Jeremy Sarber

The love of Christ that surpasses knowledge

According to Ephesians 3, the Spirit strengthens our inner being, Christ dwells in our hearts through faith, and then we become rooted and grounded in love (Eph 3:17). We find ourselves on a strong foundation of selfless love. In other words, we become increasingly like our Savior, Jesus Christ, who is the epitome of sacrifice and kindness. More than feeling obligated, we suddenly want to love. We want to serve. We want to do good works for the benefit of others.

From this love, then, comes divine comprehension of the breadth and length and height and depth of the love of Christ that surpasses knowledge (Eph 3:18, 19). Keep in mind that Paul is writing to born-again believers. They already believe that Christ is Lord and Savior. They already consider themselves to be sinners in need of God’s grace, yet Paul prays for them to grasp the fullness of Christ’s love. Is it possible for a believer to remain ignorant about the extent of God’s love? Absolutely.

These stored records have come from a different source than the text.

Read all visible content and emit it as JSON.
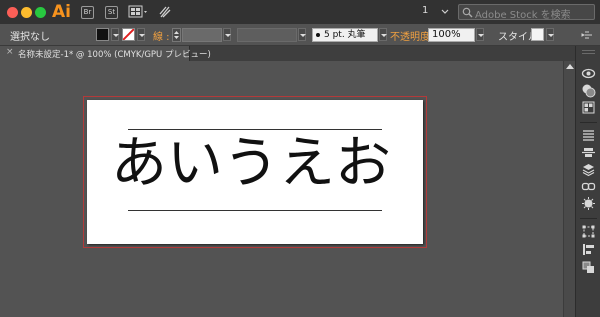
{
  "app": {
    "logo": "Ai"
  },
  "titlebar": {
    "page_number": "1",
    "stock_search_placeholder": "Adobe Stock を検索",
    "icons": [
      "bridge-icon",
      "stock-icon",
      "arrange-documents-icon",
      "gpu-performance-icon"
    ],
    "bridge_label": "Br",
    "stock_label": "St"
  },
  "controlbar": {
    "selection_label": "選択なし",
    "stroke_label": "線 :",
    "stroke_profile": "5 pt. 丸筆",
    "opacity_label": "不透明度 :",
    "opacity_value": "100%",
    "style_label": "スタイル :"
  },
  "document_tab": {
    "close": "×",
    "title": "名称未設定-1* @ 100% (CMYK/GPU プレビュー)"
  },
  "artboard": {
    "text": "あいうえお"
  },
  "colors": {
    "artboard_bleed": "#b33a3a",
    "ai_brand": "#f7931e",
    "accent_label": "#f0a040"
  },
  "dock": {
    "icons": [
      "appearance-icon",
      "color-guide-icon",
      "swatches-icon",
      "brushes-icon",
      "align-icon",
      "layers-icon",
      "links-icon",
      "symbols-icon",
      "transform-icon",
      "pathfinder-icon",
      "artboards-icon"
    ]
  }
}
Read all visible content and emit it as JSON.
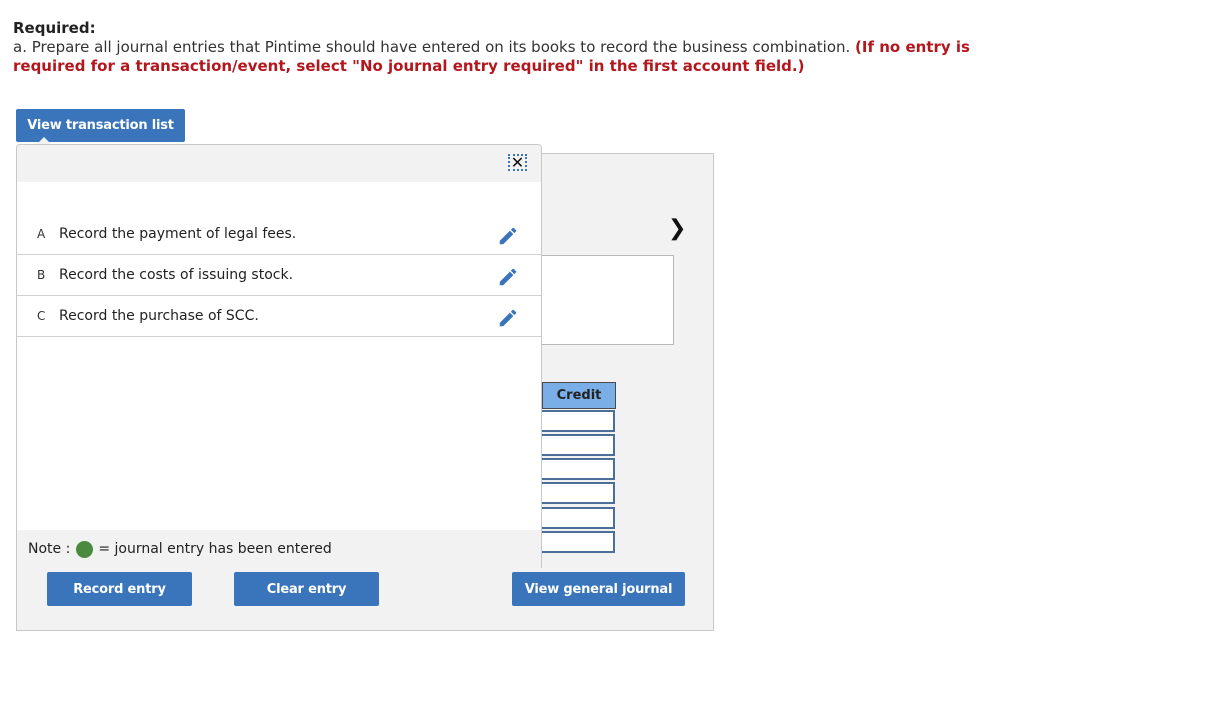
{
  "header": {
    "required_label": "Required:",
    "instruction_text": "a. Prepare all journal entries that Pintime should have entered on its books to record the business combination. ",
    "instruction_note": "(If no entry is required for a transaction/event, select \"No journal entry required\" in the first account field.)"
  },
  "buttons": {
    "view_transaction_list": "View transaction list",
    "record_entry": "Record entry",
    "clear_entry": "Clear entry",
    "view_general_journal": "View general journal"
  },
  "popover": {
    "close_icon": "close-icon",
    "transactions": [
      {
        "letter": "A",
        "text": "Record the payment of legal fees.",
        "icon": "pencil-icon"
      },
      {
        "letter": "B",
        "text": "Record the costs of issuing stock.",
        "icon": "pencil-icon"
      },
      {
        "letter": "C",
        "text": "Record the purchase of SCC.",
        "icon": "pencil-icon"
      }
    ],
    "note": {
      "label": "Note :",
      "text": "= journal entry has been entered",
      "dot_color": "#4a8a3e"
    }
  },
  "journal": {
    "next_icon": "chevron-right-icon",
    "credit_header": "Credit",
    "credit_values": [
      "",
      "",
      "",
      "",
      "",
      ""
    ]
  },
  "colors": {
    "accent": "#3a75bb",
    "warning_text": "#b2171d",
    "credit_header_bg": "#7aaee6"
  }
}
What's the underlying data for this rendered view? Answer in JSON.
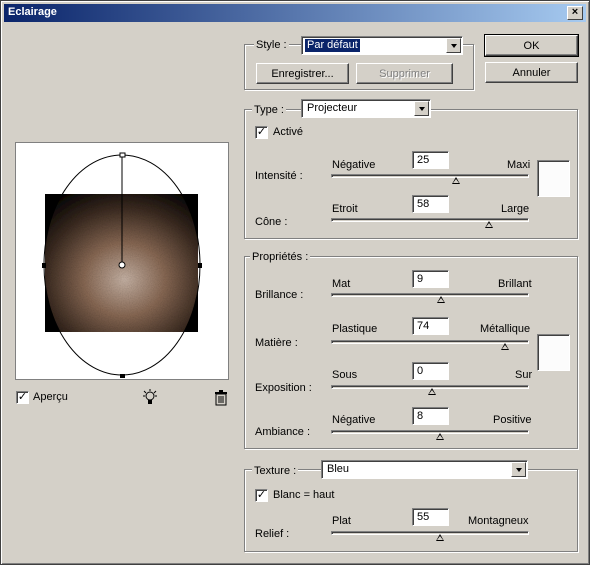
{
  "window": {
    "title": "Eclairage",
    "close_label": "×"
  },
  "buttons": {
    "ok": "OK",
    "cancel": "Annuler"
  },
  "style_group": {
    "label": "Style :",
    "value": "Par défaut",
    "save_button": "Enregistrer...",
    "delete_button": "Supprimer"
  },
  "type_group": {
    "label": "Type :",
    "value": "Projecteur",
    "active_label": "Activé",
    "active_checked": true,
    "intensity": {
      "label": "Intensité :",
      "min": "Négative",
      "max": "Maxi",
      "value": "25"
    },
    "cone": {
      "label": "Cône :",
      "min": "Etroit",
      "max": "Large",
      "value": "58"
    },
    "light_color": "#fcfcfc"
  },
  "properties_group": {
    "label": "Propriétés :",
    "gloss": {
      "label": "Brillance :",
      "min": "Mat",
      "max": "Brillant",
      "value": "9"
    },
    "material": {
      "label": "Matière :",
      "min": "Plastique",
      "max": "Métallique",
      "value": "74"
    },
    "exposure": {
      "label": "Exposition :",
      "min": "Sous",
      "max": "Sur",
      "value": "0"
    },
    "ambience": {
      "label": "Ambiance :",
      "min": "Négative",
      "max": "Positive",
      "value": "8"
    },
    "ambient_color": "#fcfcfc"
  },
  "texture_group": {
    "label": "Texture :",
    "value": "Bleu",
    "white_high_label": "Blanc = haut",
    "white_high_checked": true,
    "relief": {
      "label": "Relief :",
      "min": "Plat",
      "max": "Montagneux",
      "value": "55"
    }
  },
  "preview": {
    "show_label": "Aperçu",
    "show_checked": true,
    "light_bulb_icon": "light-bulb-icon",
    "trash_icon": "trash-icon"
  },
  "check_glyph": "✓"
}
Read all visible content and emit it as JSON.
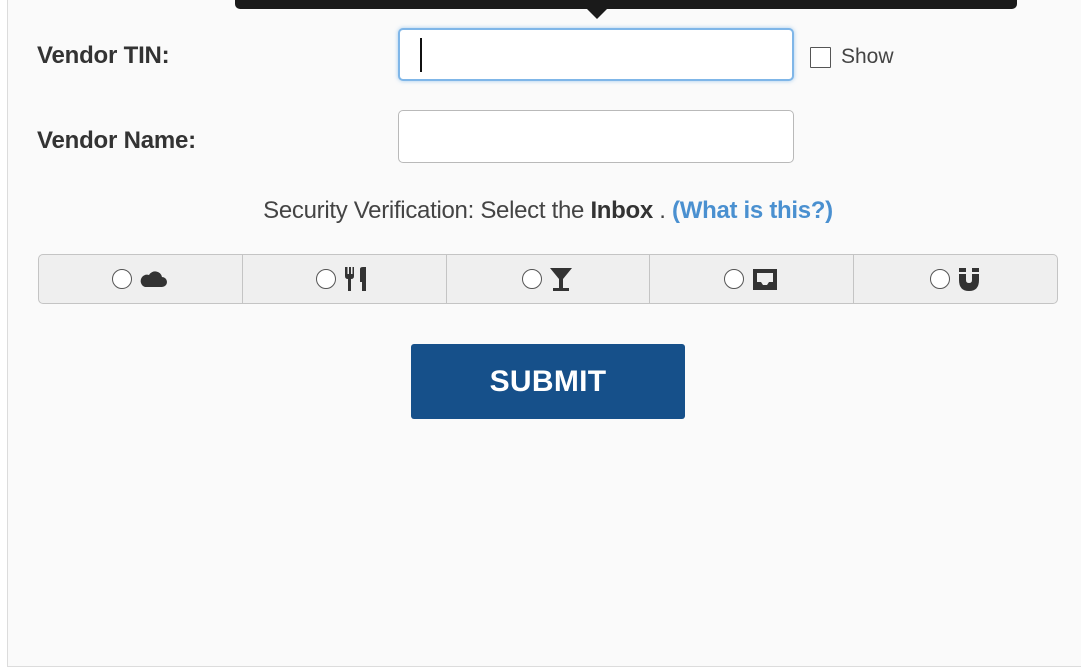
{
  "form": {
    "vendor_tin": {
      "label": "Vendor TIN:",
      "value": "",
      "placeholder": ""
    },
    "show_toggle": {
      "label": "Show",
      "checked": false
    },
    "vendor_name": {
      "label": "Vendor Name:",
      "value": "",
      "placeholder": ""
    }
  },
  "security": {
    "prefix": "Security Verification: Select the ",
    "target": "Inbox",
    "suffix": " . ",
    "help_link": "(What is this?)",
    "options": [
      {
        "icon": "cloud-icon",
        "selected": false
      },
      {
        "icon": "utensils-icon",
        "selected": false
      },
      {
        "icon": "filter-icon",
        "selected": false
      },
      {
        "icon": "inbox-icon",
        "selected": false
      },
      {
        "icon": "magnet-icon",
        "selected": false
      }
    ]
  },
  "submit": {
    "label": "SUBMIT"
  },
  "colors": {
    "submit_bg": "#16508a",
    "link": "#4a90d0",
    "focus_border": "#7fb6e8",
    "panel_bg": "#fafafa"
  }
}
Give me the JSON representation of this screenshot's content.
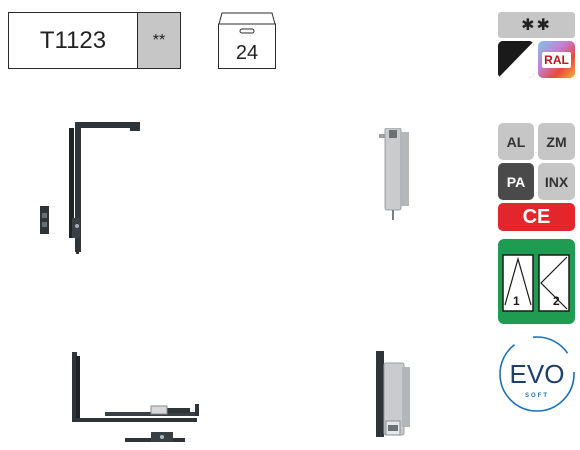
{
  "product": {
    "code": "T1123",
    "grade": "**"
  },
  "package": {
    "quantity": "24"
  },
  "badges": {
    "stars": "✱✱",
    "ral": "RAL",
    "al": "AL",
    "zm": "ZM",
    "pa": "PA",
    "inx": "INX",
    "ce": "CE",
    "tilt_1": "1",
    "tilt_2": "2",
    "evo": "EVO",
    "evo_sub": "SOFT"
  },
  "colors": {
    "grey_badge": "#c6c6c6",
    "dark_badge": "#4a4a4a",
    "ce_red": "#e3262c",
    "evo_blue": "#1f6fb5",
    "tilt_green": "#1f9b52",
    "hardware_dark": "#3a3f44",
    "hardware_silver": "#c9cbcd"
  }
}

When someone asked the famous jazz musician Louis Armstrong to explain jazz, he said, Man, if I’ve got to explain it, you ain’t got it.” What’s true about jazz is true about love. God’s love is poured into our hearts through the Holy Spirit when we are born again, but that doesn’t mean we fully comprehend it (Ro 5:5). It certainly doesn’t imply we’ve learned to love accordingly. We grow into a mature awareness of God and what he has done.

Comprehension of love comes from being continually immersed in the things of God. Jeremiah said, Your words were found, and I ate them, and your words became to me a joy and the delight of my heart (Jer 15:16). Notice that it wasn’t until after Jeremiah consumed God’s words that they became a joy and delight to his heart. The same is true for us.

Ultimately, we can’t explain the depth of God’s love. It is a love that surpasses knowledge, according to Paul (Eph 3:19). It can’t be studied or articulated. We need to experience it. Once we have, then you may be filled with all the fullness of God, a concept which Paul alludes to several times throughout this letter. What does it mean? It’s total dominance. If you’re filled with rage, then you are dominated by it. If you are filled with God, then you are dominated by God. There’s nothing left of the old man. You are not only a new creation in Christ, but you are a mature creation in Christ. You love him, serve him, and seek his will in all things. Your life is thoroughly reformed into one resembling Jesus Christ.